Spanischer Dichter arbeitet in der Bibliothek
von Max Grigo
Jairo Compostela hat eine einzigartige Geschichte zu erzählen. Von einem Anglistik-Studium in Madrid trieb es den Spanier nach Sankt Augustin, wo er heute eine Ausbildung in der Bibliothek macht. Außerdem hat er zwei Gedichtbände veröffentlicht. Doch wie kam es dazu?
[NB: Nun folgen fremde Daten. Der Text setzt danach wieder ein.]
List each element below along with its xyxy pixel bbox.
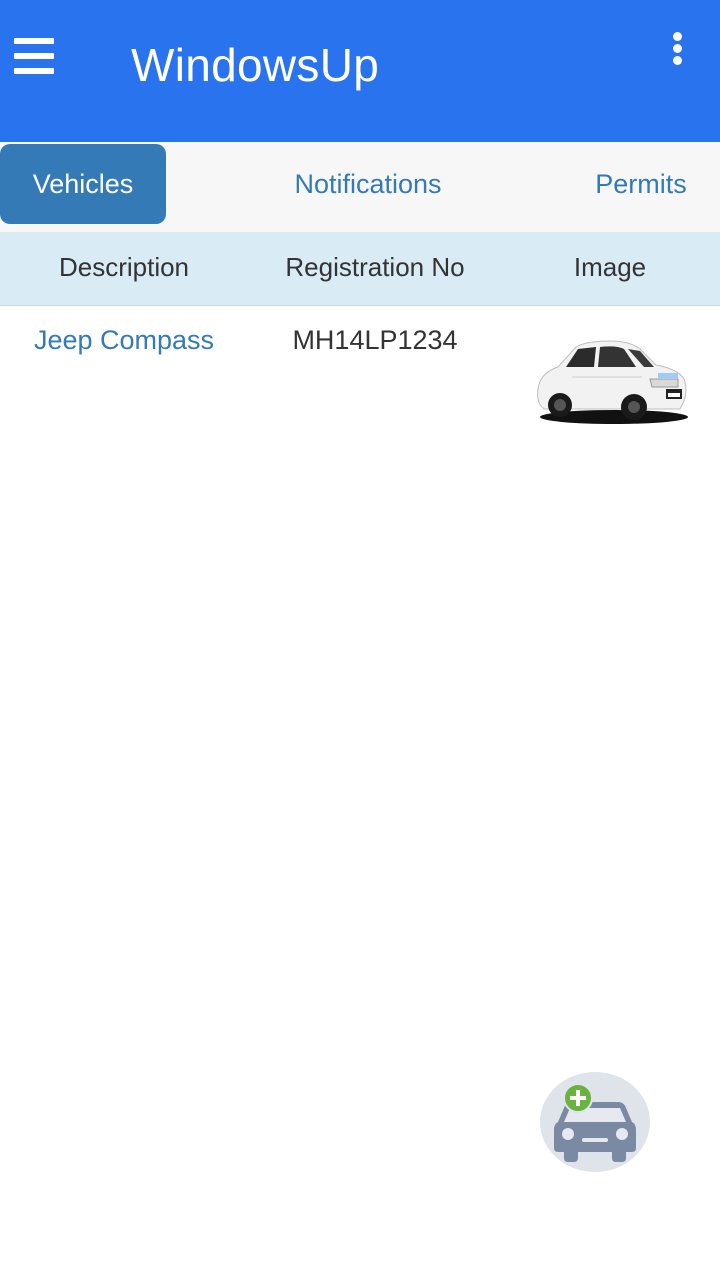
tab-bar: Vehicles Notifications Permits (0, 142, 720, 232)
car-photo-icon (537, 340, 688, 424)
tab-notifications[interactable]: Notifications (268, 144, 468, 224)
car-photo[interactable] (532, 333, 692, 427)
tab-vehicles[interactable]: Vehicles (0, 144, 166, 224)
table-header: Description Registration No Image (0, 232, 720, 306)
hamburger-menu-icon[interactable] (14, 38, 54, 78)
vehicle-description-link[interactable]: Jeep Compass (14, 325, 234, 356)
add-car-icon (554, 1083, 636, 1162)
add-vehicle-button[interactable] (540, 1072, 650, 1172)
column-header-registration: Registration No (285, 252, 465, 282)
vehicle-registration: MH14LP1234 (292, 325, 458, 355)
table-row: Jeep Compass MH14LP1234 (0, 307, 720, 437)
app-title: WindowsUp (131, 39, 380, 91)
column-header-description: Description (58, 252, 190, 282)
tab-permits[interactable]: Permits (580, 144, 702, 224)
app-bar: WindowsUp (0, 0, 720, 142)
more-options-icon[interactable] (668, 32, 686, 72)
column-header-image: Image (573, 252, 647, 282)
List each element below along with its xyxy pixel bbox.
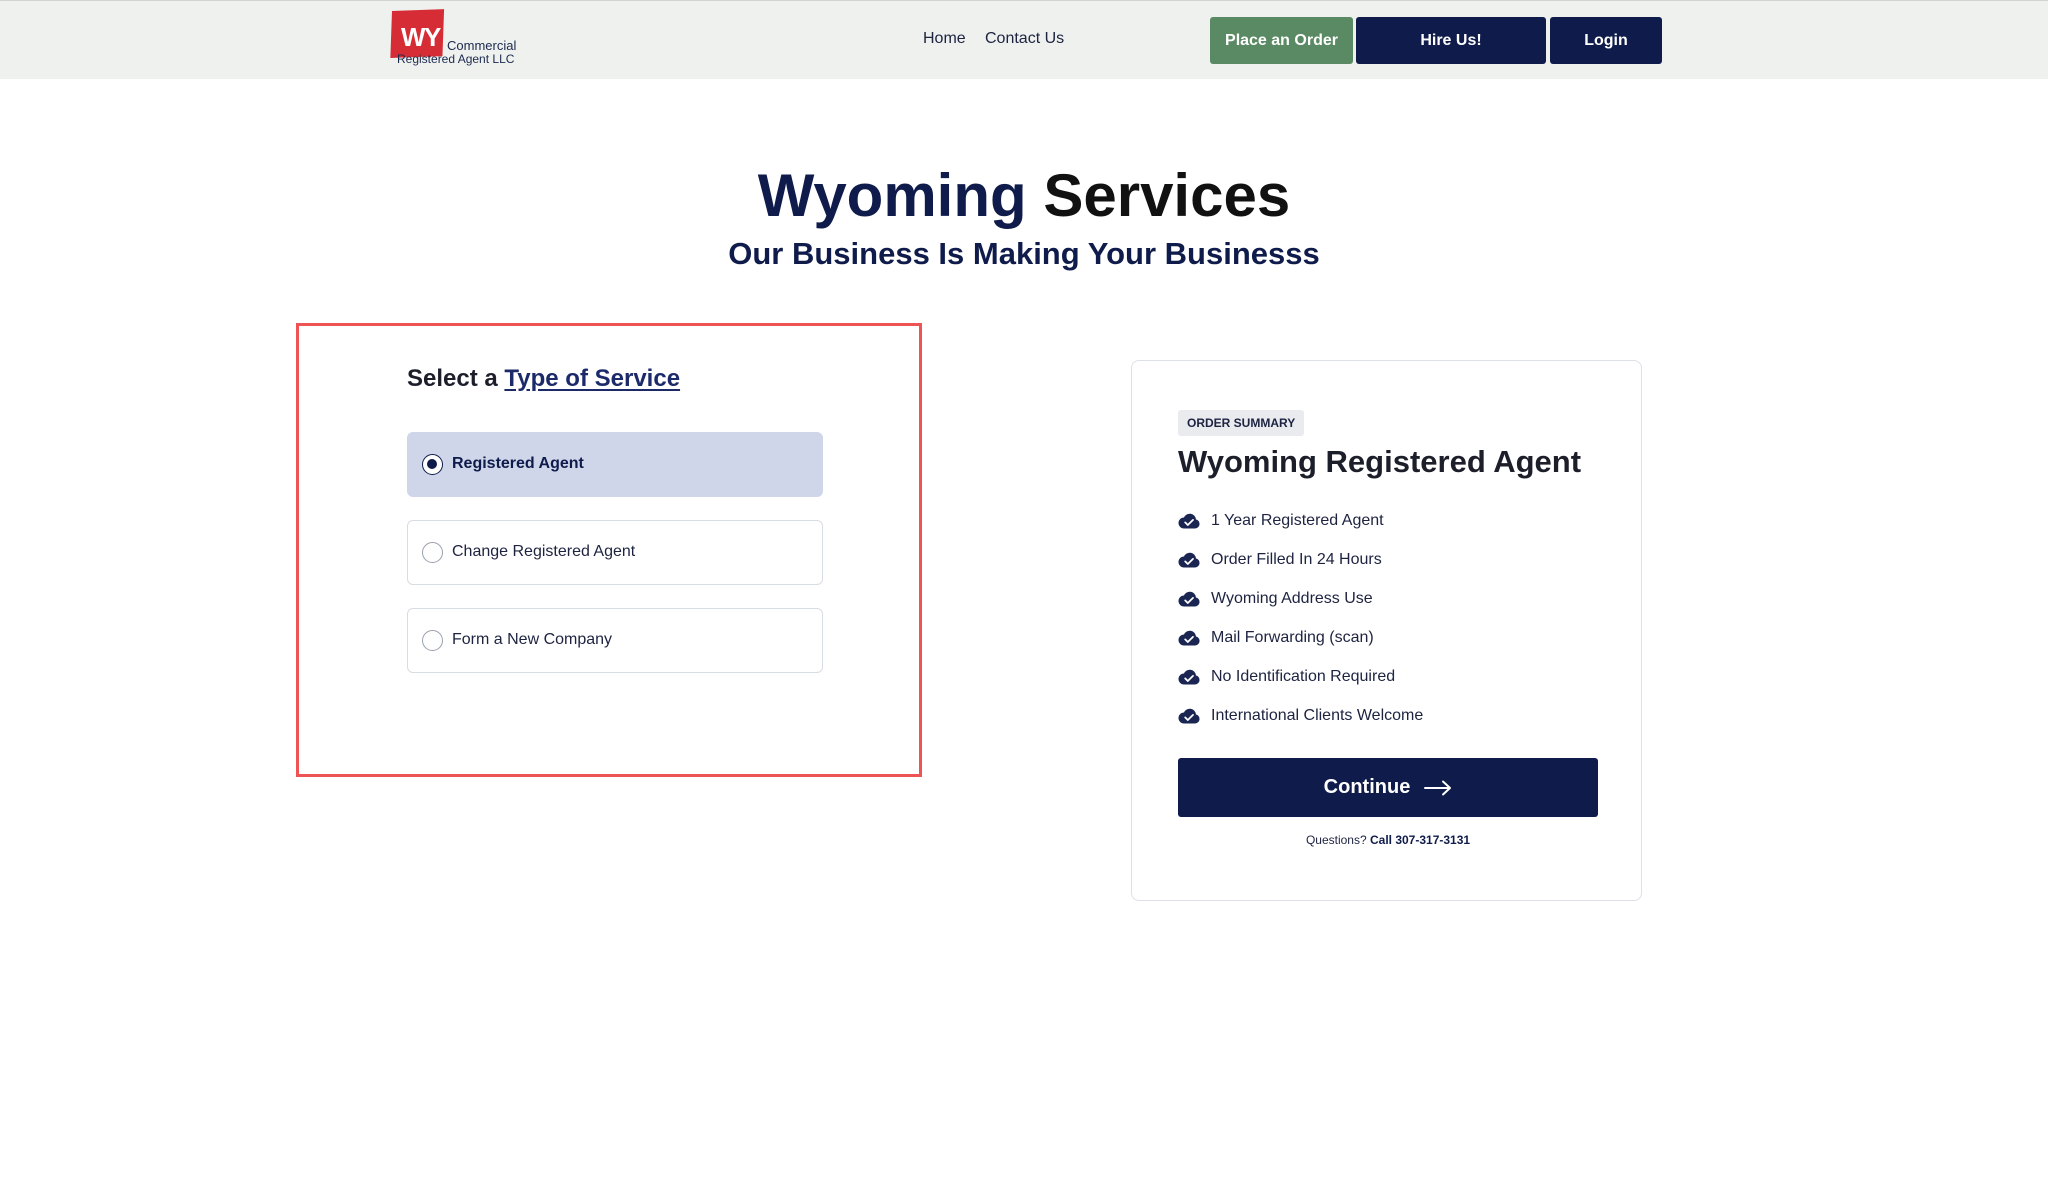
feature-item: Mail Forwarding (scan)	[1178, 618, 1423, 657]
page-subtitle: Our Business Is Making Your Businesss	[728, 236, 1320, 271]
feature-text: Wyoming Address Use	[1211, 589, 1373, 607]
cloud-check-icon	[1178, 708, 1200, 724]
service-option-label: Change Registered Agent	[452, 543, 636, 560]
feature-item: No Identification Required	[1178, 657, 1423, 696]
order-summary-badge: ORDER SUMMARY	[1178, 410, 1305, 436]
service-option-change-registered-agent[interactable]: Change Registered Agent	[407, 520, 823, 585]
nav-contact-link[interactable]: Contact Us	[985, 30, 1064, 48]
feature-text: International Clients Welcome	[1211, 706, 1424, 724]
feature-text: Mail Forwarding (scan)	[1211, 628, 1374, 646]
cloud-check-icon	[1178, 513, 1200, 529]
continue-button-label: Continue	[1323, 776, 1411, 798]
login-button[interactable]: Login	[1550, 17, 1662, 64]
service-option-form-new-company[interactable]: Form a New Company	[407, 608, 823, 673]
site-logo[interactable]: WY Commercial Registered Agent LLC	[390, 9, 532, 69]
radio-selected-dot	[427, 459, 437, 469]
arrow-right-icon	[1424, 780, 1452, 795]
order-summary-title: Wyoming Registered Agent	[1178, 444, 1582, 479]
nav-home-link[interactable]: Home	[923, 30, 966, 48]
radio-button[interactable]	[422, 630, 443, 651]
service-type-heading: Select a Type of Service	[407, 365, 680, 393]
service-option-label: Form a New Company	[452, 631, 613, 648]
service-option-registered-agent[interactable]: Registered Agent	[407, 432, 823, 497]
cloud-check-icon	[1178, 591, 1200, 607]
logo-text-line1: Commercial	[447, 38, 517, 53]
place-order-button[interactable]: Place an Order	[1210, 17, 1353, 64]
call-phone-link[interactable]: Call 307-317-3131	[1370, 833, 1470, 847]
type-of-service-link[interactable]: Type of Service	[504, 365, 680, 392]
feature-text: 1 Year Registered Agent	[1211, 511, 1384, 529]
feature-text: Order Filled In 24 Hours	[1211, 550, 1382, 568]
site-header: WY Commercial Registered Agent LLC Home …	[0, 0, 2048, 79]
feature-item: 1 Year Registered Agent	[1178, 501, 1423, 540]
hire-us-button[interactable]: Hire Us!	[1356, 17, 1546, 64]
cloud-check-icon	[1178, 669, 1200, 685]
cloud-check-icon	[1178, 552, 1200, 568]
service-option-label: Registered Agent	[452, 455, 584, 472]
logo-badge-text: WY	[401, 22, 441, 52]
questions-line: Questions? Call 307-317-3131	[1178, 833, 1598, 847]
radio-button-selected[interactable]	[422, 454, 443, 475]
feature-list: 1 Year Registered Agent Order Filled In …	[1178, 501, 1423, 735]
questions-label: Questions?	[1305, 833, 1367, 847]
cloud-check-icon	[1178, 630, 1200, 646]
service-type-panel: Select a Type of Service Registered Agen…	[296, 323, 922, 777]
page-title-part1: Wyoming	[757, 162, 1027, 229]
radio-button[interactable]	[422, 542, 443, 563]
feature-item: International Clients Welcome	[1178, 696, 1423, 735]
feature-item: Order Filled In 24 Hours	[1178, 540, 1423, 579]
order-summary-card: ORDER SUMMARY Wyoming Registered Agent 1…	[1131, 360, 1642, 901]
page-title-part2: Services	[1043, 162, 1291, 229]
feature-item: Wyoming Address Use	[1178, 579, 1423, 618]
continue-button[interactable]: Continue	[1178, 758, 1598, 817]
page-title: Wyoming Services	[0, 160, 2048, 232]
feature-text: No Identification Required	[1211, 667, 1396, 685]
service-type-heading-prefix: Select a	[407, 365, 498, 392]
logo-text-line2: Registered Agent LLC	[397, 52, 515, 66]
Wie ein Profi: Compostela signiert eines seiner Werke. Foto: Max Grigo
Im Jahr 2013 schloss Compostela an der ältesten Universität Madrids sein Anglistik-Studium mit dem Schwerpunkt Literatur ab. Noch während seines Studiums lernte er seine heutige Frau kennen – eine Deutsche, die ein Auslandssemester in Madrid absolvierte. Direkt nach seinem Abschluss wanderte Compostela nach Deutschland aus, um mit seiner Freundin zusammenzuziehen.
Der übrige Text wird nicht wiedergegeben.